Doves are often here today and gone tomorrow.
I don’t care if they are gone tomorrow, as long as they are here Tuesday.
That’s the opening day of dove season in Oklahoma, considered the beginning of the fall hunting season.
Dove shoots are a great way to introduce children and grandchildren to hunting. Many Oklahomans traditionally cap off an opening day hunt by feasting on dove with friends and families.
I am salivating now over grilled dove breasts wrapped in bacon and jalapenos.
Hopefully, there will be enough birds to shoot Tuesday for my supper, but that will depend on the weather, which has been unseasonably wet and cool for August, scattering the birds more than usual.
Also dampening the opening day outlook is this year’s wheat crop, a major food source for the birds.
Wheat fields in portions of the state suffered a winter drought and late freeze in the spring. Much of the available wheat was cut for hay.
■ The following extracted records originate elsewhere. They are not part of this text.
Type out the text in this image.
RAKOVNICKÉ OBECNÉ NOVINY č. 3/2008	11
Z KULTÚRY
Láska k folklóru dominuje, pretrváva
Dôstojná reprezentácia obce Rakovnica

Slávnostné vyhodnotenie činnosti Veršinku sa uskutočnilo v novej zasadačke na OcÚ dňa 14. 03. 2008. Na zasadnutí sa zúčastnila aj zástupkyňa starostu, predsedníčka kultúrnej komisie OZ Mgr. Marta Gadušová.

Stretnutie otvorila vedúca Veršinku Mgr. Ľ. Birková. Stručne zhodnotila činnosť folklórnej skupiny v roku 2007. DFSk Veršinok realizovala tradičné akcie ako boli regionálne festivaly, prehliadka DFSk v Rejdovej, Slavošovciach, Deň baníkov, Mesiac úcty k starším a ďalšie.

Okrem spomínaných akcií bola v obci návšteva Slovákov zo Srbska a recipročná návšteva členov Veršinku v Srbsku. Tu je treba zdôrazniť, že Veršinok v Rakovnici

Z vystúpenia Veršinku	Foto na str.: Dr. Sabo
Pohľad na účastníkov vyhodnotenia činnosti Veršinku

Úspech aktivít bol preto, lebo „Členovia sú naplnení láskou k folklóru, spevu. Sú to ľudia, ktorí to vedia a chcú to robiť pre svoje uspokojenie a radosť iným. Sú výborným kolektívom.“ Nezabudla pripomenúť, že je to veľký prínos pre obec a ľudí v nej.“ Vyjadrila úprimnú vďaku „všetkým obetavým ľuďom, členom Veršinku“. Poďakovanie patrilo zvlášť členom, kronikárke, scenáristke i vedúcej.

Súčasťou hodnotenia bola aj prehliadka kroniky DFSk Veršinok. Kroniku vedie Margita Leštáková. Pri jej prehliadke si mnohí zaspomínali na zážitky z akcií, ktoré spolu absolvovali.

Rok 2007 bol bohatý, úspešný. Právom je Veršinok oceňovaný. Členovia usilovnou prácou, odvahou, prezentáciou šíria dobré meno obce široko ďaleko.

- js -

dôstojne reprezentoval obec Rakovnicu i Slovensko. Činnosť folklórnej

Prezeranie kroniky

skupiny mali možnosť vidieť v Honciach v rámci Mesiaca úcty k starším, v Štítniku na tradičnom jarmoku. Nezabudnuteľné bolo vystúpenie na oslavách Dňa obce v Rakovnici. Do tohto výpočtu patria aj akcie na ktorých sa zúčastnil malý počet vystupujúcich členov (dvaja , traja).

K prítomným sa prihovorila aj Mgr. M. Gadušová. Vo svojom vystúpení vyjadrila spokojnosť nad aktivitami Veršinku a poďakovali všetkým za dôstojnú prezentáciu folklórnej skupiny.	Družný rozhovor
Some fields that were harvested were less productive and other fields were sown with other crops.
Oklahoma’s public hunting areas that are managed for doves also rely on wheat. Wheat is planted, allowed to mature and then brush-hogged to attract doves.
But the wheat didn’t make and native sunflowers were not as productive this year as well, said Rod Smith, southwest wildlife region chief for the Oklahoma Department of Wildlife Conservation.
This is the situation at Hackberry Flat near Frederick, which attracts 300 to 400 hunters each year for the premier opening day dove shoot in Oklahoma.